Démarrage aujourd'hui en Afrique de la plus vaste campagne anti-polio jamais lancée

Démarrage aujourd'hui en Afrique de la plus vaste campagne anti-polio jamais lancée

Vaccination d'enfants contre la polio
Plus d'un million de personnes se mobilise à partir d'aujourd'hui dans 23 pays d'Afrique subsaharienne pour engager la bataille contre la polyomyélite qui a réapparu dans certains pays de la région, et tenter en vaccinant en quatre jours 80 millions d'enfants de leur éviter la paralysie.

Des dizaines de milliers de chefs traditionnels et religieux, d'enseignants, de parents, de membres du Rotary Club vont se joindre aux infirmiers et aux travailleurs sociaux pour aller de village en village et de porte à porte administrer le vaccin anti-polio à tous les enfants de moins de cinq ans, indique un communiqué (en anglais) de l'OMS, l'agence de l'ONU pour la santé, publié aujourd'hui.

Pour y parvenir, cette petite armée va devoir parcourir la moitié du continent, un secteur de la taille de l'Europe occidentale, à pied, à cheval, en bicyclette, en bateau et par tous les moyens imaginables.

Pendant 12 heures par jour souvent, ils vont transporter dans des réceptacles réfrigérés plus de 100 000 millions de doses de vaccin de façon à ce que celles-ci ne soient pas altérées par les températures allant jusqu'à 40° C. Trois millions de packs de glace sont prévus à cet effet.

L'instabilité dans certains secteurs de pays tels que la Côte d'Ivoire, le Libéria et le Soudan va encore compliquer l'accès aux enfants, souligne l'OMS (Organisation mondiale de la santé) qui précise que le vaccin sera transporté par avion dans certaines régions du Libéria, autrement inaccessibles.

La campagne d'éradication a rassemblé toutes les couches de la société civile en Afrique, indique également l'agence qui indique que de l'émir de Kano au sultan de Sokoto au Nigeria en passant par les chefs traditionnels du Burkina-Faso et des pays avoisinants, tous avaient promis d'inciter leurs populations à défendre l'objectif d'une Afrique débarassée de la poliomyélite.

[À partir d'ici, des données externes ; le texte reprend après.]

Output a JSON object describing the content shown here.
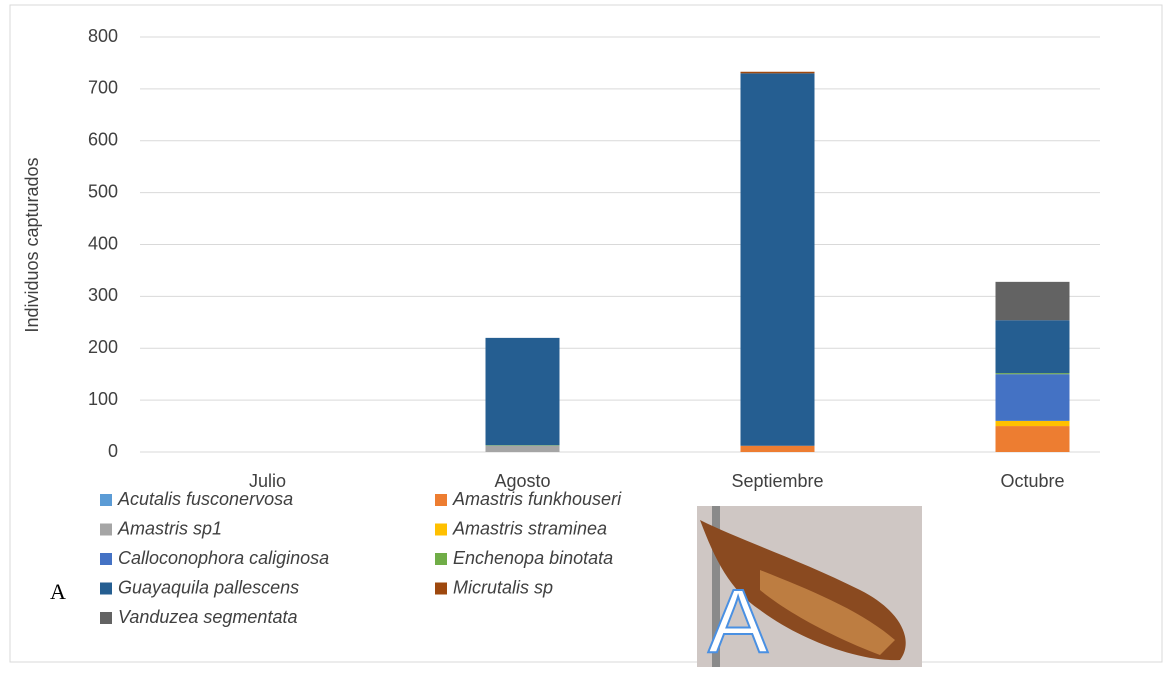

Le Président du Nigéria et président de l'Union africaine, Olusegun Obasanjo, le président de la Commission de l'Union africaine Alpha Oumar Konaré et Jonathan Majiyagbe, ancien président de Rotary et pendant longtemps résident de Kano, avaient apporté leur soutien, le 2 octobre dernier au coup d'envoi de cette opération de vaccination la plus importante jamais lancée, qui avait lieu à Kano au Nigéria.

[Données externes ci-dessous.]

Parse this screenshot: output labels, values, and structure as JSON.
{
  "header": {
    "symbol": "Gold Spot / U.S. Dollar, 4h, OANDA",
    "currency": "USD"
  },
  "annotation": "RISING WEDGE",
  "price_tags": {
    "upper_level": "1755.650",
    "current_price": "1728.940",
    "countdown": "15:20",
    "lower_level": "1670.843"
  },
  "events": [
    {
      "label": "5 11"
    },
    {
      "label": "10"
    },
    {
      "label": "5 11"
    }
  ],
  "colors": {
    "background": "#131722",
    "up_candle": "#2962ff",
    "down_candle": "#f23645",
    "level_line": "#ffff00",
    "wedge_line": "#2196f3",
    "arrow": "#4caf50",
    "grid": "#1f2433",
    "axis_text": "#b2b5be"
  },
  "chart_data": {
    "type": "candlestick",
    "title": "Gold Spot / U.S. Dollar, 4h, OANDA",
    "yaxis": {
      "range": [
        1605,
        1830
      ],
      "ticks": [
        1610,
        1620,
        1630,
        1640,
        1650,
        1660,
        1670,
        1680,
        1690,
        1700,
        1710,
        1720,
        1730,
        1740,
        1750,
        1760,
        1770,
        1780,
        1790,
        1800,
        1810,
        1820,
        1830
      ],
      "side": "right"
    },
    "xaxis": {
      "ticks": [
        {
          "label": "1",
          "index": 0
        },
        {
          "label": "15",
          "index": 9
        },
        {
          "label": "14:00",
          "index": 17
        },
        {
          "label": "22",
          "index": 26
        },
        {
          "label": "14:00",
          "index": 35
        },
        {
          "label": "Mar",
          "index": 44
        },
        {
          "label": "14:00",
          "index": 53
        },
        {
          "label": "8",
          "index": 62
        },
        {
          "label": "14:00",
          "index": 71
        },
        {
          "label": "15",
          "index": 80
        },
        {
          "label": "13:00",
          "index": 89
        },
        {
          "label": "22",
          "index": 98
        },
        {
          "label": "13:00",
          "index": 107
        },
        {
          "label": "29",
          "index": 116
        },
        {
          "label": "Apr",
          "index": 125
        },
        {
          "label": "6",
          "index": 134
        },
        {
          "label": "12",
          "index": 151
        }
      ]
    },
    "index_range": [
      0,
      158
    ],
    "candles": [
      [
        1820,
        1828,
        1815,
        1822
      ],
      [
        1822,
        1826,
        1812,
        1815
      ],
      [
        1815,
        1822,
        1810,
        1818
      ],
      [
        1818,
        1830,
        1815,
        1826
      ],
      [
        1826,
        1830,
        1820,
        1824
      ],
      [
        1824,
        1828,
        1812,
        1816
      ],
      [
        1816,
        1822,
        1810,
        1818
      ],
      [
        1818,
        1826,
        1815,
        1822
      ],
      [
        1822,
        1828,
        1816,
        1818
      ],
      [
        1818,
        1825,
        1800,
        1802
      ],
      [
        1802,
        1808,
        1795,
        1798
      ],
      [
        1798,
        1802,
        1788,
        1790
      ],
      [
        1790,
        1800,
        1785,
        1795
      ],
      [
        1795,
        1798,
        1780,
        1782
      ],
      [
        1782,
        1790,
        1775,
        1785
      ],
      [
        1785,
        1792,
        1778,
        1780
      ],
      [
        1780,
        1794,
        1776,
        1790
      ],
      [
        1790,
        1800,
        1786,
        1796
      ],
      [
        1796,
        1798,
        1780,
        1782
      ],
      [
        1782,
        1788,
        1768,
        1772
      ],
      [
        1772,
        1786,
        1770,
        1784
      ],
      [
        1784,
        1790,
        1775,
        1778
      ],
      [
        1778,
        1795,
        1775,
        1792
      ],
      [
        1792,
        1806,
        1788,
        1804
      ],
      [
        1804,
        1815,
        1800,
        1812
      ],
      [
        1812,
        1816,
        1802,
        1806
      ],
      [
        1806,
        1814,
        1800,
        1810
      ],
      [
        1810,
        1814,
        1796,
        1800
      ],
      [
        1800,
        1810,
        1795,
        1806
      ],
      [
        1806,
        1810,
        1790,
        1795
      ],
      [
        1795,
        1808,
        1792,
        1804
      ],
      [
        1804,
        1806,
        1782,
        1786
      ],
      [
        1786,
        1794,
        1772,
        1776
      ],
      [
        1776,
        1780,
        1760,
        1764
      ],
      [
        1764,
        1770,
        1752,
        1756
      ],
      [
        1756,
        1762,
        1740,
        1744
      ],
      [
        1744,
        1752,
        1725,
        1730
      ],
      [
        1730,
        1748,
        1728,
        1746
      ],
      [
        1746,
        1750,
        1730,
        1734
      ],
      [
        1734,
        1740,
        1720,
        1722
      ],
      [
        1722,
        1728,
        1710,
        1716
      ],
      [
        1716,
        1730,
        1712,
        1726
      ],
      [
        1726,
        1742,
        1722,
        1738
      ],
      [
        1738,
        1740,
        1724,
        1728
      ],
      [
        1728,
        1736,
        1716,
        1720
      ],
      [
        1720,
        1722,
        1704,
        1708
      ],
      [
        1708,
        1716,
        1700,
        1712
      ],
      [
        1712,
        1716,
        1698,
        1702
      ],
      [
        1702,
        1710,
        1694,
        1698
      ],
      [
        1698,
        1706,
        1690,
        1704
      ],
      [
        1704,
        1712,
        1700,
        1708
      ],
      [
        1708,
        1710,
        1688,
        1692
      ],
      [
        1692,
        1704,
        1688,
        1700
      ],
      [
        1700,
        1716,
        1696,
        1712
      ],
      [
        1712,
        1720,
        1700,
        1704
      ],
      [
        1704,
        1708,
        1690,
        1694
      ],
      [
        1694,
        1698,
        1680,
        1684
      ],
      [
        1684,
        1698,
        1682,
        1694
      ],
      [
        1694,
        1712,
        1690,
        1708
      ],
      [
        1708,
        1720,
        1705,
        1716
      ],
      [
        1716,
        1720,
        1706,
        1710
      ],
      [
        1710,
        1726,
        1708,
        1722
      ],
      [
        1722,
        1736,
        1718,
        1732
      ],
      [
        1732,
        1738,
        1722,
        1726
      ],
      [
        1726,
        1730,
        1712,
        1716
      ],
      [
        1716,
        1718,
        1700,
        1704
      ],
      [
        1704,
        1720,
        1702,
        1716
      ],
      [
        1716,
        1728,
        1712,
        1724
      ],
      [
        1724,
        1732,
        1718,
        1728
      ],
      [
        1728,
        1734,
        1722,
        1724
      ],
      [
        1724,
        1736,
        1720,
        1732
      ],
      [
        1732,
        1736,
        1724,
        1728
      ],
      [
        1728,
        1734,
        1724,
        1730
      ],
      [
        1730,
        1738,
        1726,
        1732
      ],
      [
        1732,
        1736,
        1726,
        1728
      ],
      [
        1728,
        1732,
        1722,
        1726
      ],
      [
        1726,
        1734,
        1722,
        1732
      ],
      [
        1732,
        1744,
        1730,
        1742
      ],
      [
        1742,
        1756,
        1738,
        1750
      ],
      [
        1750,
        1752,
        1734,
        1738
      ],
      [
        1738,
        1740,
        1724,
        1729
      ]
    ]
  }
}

A cette occasion, le président Obasanjo avait personnellement administré le vaccin à la fille du gouverneur de Kano.

Le choix de Kano pour le lancement officiel de la campagne avait une évidente portée symbolique. Cet Etat du Nord du Nigeria, arguant de dangers supposés du vaccin oral anti-polyomiélite, avait en effet suspendu la vaccination des enfants de l'Etat à la fin 2003. La maladie était alors réapparue dans dix pays africains dont elle avait été auparavant éradiquée alors que 30 sur les 37 Etats du Nigéria s'avéraient infectés.

Les efforts conjugués du président du Nigéria, Olesugun Obasanjo, des autorités nigérianes et du directeur général de l'OMS, le docteur Lee Jong-wook, avaient fini par porter leurs fruits et les vaccinations ont repris à Kano, le 31 juillet dernier.

L'OMS, qui, avec l'Unicef (Fonds des Nations Unies pour l'enfance), les Centres pour la prévention et le contrôle des maladies américains et Rotary International, constitue le fer de lance de l'opération, souligne l'importance de l'enjeu de ces campagnes qui ont nécessité un investissement global de 3 milliards de dollars depuis 1988 dont 500 millions apportés par Rotary International.

Deux cent millions de dollars supplémentaires sont nécessaires pour mener des campagnes transfrontalières similaires le 18 novembre et tout au long de 2005 mais si l'Afrique rélève ce défi, cela dopera la confiance dans d'autres initiatives dans le domaine de la santé publique et du développement, indique l'agence.